Is this on the remote?


----------



## Jungle Jack (Jul 28, 2009)

fkjr2 said:


> Osd?
> 
> Is this on the remote?


On Screen Display, To get to it, press the Setup Button on the Remote Control.


----------



## fkjr2 (Dec 22, 2012)

Jungle Jack said:


> On Screen Display, To get to it, press the Setup Button on the Remote Control.


That's the issue I did hit setup on the remote however only the receiver displays the different settings and not the tv screen. 

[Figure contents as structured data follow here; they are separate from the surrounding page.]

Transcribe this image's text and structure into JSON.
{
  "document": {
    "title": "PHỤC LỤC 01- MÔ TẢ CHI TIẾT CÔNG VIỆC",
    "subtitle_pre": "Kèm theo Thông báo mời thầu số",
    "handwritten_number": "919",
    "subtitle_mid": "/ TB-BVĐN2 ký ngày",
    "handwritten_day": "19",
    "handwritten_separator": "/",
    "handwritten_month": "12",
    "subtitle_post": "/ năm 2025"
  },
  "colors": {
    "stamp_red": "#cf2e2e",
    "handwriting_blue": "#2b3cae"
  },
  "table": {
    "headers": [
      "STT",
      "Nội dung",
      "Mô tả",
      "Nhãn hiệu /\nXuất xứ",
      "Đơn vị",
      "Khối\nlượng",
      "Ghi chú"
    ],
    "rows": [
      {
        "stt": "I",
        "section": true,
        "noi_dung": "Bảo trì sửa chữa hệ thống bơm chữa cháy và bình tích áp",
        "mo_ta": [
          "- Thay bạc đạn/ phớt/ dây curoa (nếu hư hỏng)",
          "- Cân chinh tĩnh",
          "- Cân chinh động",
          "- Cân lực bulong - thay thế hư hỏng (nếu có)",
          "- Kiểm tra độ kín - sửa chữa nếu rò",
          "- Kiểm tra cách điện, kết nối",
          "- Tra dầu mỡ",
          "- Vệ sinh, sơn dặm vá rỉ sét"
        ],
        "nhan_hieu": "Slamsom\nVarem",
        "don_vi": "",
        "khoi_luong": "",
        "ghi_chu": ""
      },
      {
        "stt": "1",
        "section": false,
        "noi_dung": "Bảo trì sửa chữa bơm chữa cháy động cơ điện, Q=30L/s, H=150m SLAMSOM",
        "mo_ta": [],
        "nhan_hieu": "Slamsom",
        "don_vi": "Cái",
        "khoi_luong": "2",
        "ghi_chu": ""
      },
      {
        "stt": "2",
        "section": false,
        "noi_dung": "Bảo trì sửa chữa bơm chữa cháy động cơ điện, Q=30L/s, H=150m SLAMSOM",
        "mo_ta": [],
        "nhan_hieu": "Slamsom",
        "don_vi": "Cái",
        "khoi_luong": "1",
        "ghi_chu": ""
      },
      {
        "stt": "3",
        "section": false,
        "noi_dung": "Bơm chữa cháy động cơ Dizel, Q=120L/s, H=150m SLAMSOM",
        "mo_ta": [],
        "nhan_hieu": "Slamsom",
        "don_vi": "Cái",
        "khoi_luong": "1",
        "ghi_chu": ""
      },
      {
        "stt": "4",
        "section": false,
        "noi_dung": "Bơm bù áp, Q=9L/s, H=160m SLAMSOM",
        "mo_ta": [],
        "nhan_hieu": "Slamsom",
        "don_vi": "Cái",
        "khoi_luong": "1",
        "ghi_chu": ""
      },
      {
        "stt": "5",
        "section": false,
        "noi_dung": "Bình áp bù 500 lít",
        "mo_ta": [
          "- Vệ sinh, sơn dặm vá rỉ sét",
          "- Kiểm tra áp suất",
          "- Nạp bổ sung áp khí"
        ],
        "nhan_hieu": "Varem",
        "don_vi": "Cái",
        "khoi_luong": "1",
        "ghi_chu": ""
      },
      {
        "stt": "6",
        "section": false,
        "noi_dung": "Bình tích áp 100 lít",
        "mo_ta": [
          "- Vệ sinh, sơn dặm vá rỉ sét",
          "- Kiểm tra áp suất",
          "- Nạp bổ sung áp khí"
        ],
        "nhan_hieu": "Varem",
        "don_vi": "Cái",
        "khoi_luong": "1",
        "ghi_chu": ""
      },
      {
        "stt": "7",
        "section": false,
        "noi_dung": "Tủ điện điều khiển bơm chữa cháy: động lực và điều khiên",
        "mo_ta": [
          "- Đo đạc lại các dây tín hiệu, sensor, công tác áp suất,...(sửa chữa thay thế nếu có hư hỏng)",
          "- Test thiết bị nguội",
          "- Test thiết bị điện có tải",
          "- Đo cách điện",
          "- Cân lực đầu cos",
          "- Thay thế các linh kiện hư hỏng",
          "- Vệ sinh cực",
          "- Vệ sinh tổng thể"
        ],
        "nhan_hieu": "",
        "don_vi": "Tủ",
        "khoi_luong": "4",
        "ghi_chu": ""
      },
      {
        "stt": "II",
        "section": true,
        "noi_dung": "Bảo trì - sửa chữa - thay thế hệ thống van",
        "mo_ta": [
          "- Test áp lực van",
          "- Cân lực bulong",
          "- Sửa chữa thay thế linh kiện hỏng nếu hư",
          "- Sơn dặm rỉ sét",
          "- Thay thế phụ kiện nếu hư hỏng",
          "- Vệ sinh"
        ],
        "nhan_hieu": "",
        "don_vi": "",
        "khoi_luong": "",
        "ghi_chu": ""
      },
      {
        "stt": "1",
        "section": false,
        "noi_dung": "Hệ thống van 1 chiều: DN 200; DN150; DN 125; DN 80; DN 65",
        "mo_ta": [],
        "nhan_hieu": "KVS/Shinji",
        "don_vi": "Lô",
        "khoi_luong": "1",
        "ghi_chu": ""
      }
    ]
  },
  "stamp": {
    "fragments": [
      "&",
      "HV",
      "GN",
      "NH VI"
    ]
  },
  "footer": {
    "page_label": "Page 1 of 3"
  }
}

Are you saying I need to hit another button on the remote to "unlock" the settings?


----------



## Jungle Jack (Jul 28, 2009)

fkjr2 said:


> That's the issue I did hit setup on the remote however only the receiver displays the different settings and not the tv screen.
> 
> Are you saying I need to hit another button on the remote to "unlock" the settings?


Hello,
That is strange. I take it you have no problem changing sources using the AVR and are using HDMI for all connections. How involved was the installation of your HT?
Cheers,
JJ


----------



## fkjr2 (Dec 22, 2012)

Jungle Jack said:


> Hello,
> That is strange. I take it you have no problem changing sources using the AVR and are using HDMI for all connections. How involved was the installation of your HT?
> Cheers,
> JJ


Yes no issues with inputs etc

All the inputs are handled by the Integra. One HDMI cable to each device from Integra and the Integra handles it fine. It's just that settings screen on tv I can't Access anymore!

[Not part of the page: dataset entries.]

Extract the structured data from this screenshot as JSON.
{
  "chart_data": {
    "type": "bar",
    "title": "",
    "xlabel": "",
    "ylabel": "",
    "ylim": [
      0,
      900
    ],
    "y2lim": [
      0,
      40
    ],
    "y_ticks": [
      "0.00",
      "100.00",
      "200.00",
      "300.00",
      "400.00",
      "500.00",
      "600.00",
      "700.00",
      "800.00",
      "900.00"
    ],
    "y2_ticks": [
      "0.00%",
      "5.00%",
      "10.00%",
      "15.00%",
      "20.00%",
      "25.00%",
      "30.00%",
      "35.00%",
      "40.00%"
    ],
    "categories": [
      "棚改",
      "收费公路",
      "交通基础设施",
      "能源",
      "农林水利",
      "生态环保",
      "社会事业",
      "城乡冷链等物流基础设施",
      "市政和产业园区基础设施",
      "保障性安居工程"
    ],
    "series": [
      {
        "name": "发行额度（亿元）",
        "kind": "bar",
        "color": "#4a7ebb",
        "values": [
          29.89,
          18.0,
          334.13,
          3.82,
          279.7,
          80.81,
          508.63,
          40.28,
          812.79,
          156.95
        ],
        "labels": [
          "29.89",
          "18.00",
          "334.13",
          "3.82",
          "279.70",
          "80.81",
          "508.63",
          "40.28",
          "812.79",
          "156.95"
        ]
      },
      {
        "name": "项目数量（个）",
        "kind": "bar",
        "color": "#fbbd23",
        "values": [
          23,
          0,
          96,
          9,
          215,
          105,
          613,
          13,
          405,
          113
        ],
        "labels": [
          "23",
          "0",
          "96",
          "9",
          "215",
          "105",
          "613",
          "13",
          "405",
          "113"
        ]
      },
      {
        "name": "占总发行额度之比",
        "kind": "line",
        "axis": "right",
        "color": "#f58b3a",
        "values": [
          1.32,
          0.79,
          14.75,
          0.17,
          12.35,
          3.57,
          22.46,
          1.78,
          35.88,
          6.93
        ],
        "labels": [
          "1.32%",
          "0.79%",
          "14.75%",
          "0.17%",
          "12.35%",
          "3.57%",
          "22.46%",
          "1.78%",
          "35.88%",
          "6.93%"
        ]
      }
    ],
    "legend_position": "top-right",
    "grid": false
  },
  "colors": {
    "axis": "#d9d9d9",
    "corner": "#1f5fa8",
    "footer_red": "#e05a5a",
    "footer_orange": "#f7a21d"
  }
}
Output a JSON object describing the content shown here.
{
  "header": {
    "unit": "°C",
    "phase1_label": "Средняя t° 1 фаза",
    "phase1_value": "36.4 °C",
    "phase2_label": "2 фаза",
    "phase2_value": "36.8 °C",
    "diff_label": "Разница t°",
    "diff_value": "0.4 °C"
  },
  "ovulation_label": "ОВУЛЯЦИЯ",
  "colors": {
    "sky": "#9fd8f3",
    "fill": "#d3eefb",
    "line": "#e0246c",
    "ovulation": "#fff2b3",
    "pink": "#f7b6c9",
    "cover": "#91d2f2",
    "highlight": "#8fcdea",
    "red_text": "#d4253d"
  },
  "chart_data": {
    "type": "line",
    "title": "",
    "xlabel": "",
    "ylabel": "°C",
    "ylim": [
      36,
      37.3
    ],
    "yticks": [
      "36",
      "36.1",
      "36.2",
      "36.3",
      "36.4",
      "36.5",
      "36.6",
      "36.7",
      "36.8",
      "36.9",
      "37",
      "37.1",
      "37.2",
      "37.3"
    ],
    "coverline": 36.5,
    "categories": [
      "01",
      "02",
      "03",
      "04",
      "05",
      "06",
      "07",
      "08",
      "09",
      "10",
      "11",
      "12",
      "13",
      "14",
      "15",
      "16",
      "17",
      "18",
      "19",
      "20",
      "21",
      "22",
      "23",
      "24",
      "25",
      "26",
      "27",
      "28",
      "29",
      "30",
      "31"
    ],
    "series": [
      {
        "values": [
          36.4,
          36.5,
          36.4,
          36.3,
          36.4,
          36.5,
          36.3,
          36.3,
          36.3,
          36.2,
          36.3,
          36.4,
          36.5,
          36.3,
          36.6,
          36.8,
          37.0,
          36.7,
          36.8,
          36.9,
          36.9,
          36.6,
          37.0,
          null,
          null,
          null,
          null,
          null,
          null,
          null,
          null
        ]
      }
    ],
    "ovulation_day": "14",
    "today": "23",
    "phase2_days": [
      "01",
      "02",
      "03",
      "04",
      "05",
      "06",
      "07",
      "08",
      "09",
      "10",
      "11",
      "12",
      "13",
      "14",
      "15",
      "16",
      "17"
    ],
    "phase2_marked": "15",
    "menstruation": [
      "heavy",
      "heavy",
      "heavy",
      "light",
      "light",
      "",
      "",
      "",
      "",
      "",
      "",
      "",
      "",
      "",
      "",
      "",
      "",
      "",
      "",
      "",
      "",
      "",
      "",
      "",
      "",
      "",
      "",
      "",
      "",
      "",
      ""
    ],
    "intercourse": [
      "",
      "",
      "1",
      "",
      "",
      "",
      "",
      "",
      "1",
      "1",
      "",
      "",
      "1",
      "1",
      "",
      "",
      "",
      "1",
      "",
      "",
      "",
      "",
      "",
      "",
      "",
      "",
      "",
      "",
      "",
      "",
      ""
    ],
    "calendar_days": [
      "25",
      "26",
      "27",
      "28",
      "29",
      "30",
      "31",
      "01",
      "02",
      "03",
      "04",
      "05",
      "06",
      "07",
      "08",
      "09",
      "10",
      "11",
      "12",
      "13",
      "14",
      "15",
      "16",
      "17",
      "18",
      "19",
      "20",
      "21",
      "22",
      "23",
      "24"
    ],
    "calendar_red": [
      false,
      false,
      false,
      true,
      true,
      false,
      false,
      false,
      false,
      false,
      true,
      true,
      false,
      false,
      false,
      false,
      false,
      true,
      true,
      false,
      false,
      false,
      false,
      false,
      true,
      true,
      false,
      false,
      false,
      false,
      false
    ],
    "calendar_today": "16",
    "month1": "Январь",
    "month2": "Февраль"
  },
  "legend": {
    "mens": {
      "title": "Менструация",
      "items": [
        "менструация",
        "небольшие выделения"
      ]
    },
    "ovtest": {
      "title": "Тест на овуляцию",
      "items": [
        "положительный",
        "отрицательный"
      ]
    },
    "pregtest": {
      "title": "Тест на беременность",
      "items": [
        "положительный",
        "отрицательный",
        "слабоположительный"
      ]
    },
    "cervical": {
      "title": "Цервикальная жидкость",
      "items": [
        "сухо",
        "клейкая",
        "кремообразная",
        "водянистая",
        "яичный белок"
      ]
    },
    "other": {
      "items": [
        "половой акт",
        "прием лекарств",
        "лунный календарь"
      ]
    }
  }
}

The install was actually easy but he has to come back because there was a distinct delay and clicking sound when I changed channels. He fixed that but in the process now I can't use the on screen menu settings guide for the Integra. 

Weird. 

I can't even run the speaker calibration because there are only a few settings I'm able to access thru the integras settings / on the receivers display.


----------



## 8086 (Aug 4, 2009)

fkjr2 said:


> Yes no issues with inputs etc
> 
> All the inputs are handled by the Integra. One HDMI cable to each device from Integra and the Integra handles it fine. It's just that settings screen on tv I can't Access anymore!
> 
> ...


Try using an analog (composite or svideo or component) connection to your TV for the sole purpose of setup and calibration.


----------



## B- one (Jan 13, 2013)

First anything on here but maybe set up as dual Hdmi cable one to avr one to tv oppo shows it set up. I have same avr and just got oppo bd 103. Page 12 of 103 user manual


----------